Former Bordeaux wine estate in France

Château La Tour du Pin Figeac (Moueix), later Château La Tour du Pin for a brief period, is a former Bordeaux wine estate in the appellation Saint-Émilion which produced wine up until 2011. The estate was purchased by owners of neighbouring Château Cheval Blanc in 2006, who managed the estate as a separate property up until 2011. The estate in effect ceased to exist after this, being absorbed into its grander neighbour.

== History ==
Until 1879, this property was a part of the Figeac estate, acquired to form Château La Tour Figeac, half of which was further sold and divided into two parts, this property and that of Château La Tour du Pin Figeac (Giraud-Bélivier). This estate, the smallest of the three, was bought in 1947 by Antoine Moueix, cousin of J. P. Moueix. The property remained in the hands of the Moueix family until 2006, when it was bought by the owners of Château Cheval Blanc, who adopted the name Château La Tour du Pin. The last vintage made was 2011. The best area of the vineyard (3.5ha) has been absorbed into the Château Cheval Blanc vineyard, and the remainder is currently used to make generic Saint-Émilion.

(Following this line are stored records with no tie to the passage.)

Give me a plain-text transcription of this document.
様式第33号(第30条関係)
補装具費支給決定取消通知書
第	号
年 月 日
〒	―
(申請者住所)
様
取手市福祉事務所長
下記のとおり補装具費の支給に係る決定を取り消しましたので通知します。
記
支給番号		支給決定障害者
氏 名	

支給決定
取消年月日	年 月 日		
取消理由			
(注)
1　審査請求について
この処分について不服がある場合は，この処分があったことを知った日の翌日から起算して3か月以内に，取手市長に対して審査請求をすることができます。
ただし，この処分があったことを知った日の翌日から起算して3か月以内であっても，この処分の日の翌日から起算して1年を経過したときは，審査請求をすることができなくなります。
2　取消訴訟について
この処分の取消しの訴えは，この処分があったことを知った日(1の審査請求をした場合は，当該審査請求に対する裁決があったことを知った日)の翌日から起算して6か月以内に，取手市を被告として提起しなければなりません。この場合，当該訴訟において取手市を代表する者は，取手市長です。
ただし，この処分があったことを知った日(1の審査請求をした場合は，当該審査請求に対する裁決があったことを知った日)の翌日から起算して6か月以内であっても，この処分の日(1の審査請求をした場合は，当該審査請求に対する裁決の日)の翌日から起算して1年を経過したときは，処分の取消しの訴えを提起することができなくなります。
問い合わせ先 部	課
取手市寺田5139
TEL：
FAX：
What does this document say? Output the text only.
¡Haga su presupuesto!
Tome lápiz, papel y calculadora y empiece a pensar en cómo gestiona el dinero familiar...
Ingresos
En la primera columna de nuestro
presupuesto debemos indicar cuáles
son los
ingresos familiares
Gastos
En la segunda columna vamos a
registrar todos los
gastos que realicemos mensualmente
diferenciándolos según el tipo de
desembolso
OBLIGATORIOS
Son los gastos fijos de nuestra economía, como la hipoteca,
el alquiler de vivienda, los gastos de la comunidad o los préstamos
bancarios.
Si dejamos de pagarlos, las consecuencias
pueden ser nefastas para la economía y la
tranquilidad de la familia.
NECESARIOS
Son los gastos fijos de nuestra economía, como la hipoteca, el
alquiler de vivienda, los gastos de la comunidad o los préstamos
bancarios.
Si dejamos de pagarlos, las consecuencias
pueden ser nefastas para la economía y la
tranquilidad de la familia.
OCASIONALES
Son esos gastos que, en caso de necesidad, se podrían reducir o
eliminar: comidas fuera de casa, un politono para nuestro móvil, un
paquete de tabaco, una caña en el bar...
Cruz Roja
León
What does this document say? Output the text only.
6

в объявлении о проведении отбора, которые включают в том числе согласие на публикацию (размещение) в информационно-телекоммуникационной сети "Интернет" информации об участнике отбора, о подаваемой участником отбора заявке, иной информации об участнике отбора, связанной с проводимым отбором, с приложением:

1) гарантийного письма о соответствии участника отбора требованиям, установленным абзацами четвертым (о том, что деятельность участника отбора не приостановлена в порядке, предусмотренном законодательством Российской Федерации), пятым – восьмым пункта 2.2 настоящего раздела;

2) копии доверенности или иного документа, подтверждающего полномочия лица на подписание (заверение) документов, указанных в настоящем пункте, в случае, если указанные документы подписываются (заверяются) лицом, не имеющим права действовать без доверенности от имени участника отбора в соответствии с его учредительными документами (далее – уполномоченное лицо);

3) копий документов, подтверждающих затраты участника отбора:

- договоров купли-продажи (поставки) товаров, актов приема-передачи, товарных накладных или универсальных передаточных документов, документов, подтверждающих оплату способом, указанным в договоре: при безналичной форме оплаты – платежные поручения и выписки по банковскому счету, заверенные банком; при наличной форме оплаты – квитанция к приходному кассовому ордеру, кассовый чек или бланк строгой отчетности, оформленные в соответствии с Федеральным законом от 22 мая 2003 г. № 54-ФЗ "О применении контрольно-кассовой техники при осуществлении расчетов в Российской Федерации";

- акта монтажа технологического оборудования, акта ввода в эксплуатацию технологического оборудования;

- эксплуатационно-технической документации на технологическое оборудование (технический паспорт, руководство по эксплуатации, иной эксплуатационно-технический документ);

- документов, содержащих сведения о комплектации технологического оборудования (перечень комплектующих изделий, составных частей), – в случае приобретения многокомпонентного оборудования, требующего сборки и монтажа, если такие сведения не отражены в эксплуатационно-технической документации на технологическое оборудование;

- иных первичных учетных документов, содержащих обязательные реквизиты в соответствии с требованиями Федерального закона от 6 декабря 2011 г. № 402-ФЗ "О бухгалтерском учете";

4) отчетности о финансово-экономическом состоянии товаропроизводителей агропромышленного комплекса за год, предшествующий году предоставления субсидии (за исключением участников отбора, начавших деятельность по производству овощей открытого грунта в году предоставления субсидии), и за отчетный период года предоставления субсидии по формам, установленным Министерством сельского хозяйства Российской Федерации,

The estate was rated Grand Cru Classé in the Classification of Saint-Émilion wine, but lost this status in 2006, only to have the verdict reversed in 2008. The estate did not re-apply for the 2012 classification.

==Production==
The vineyards extended 9 ha, and was considered the more gravelly of the three La Tour properties, closer to the conditions of neighbours Figeac and Cheval Blanc.

The Grand vin was typically a blend of 70% Merlot and 30% Cabernet Franc, as was the estate's second wine, Clos La Fleur Figeac.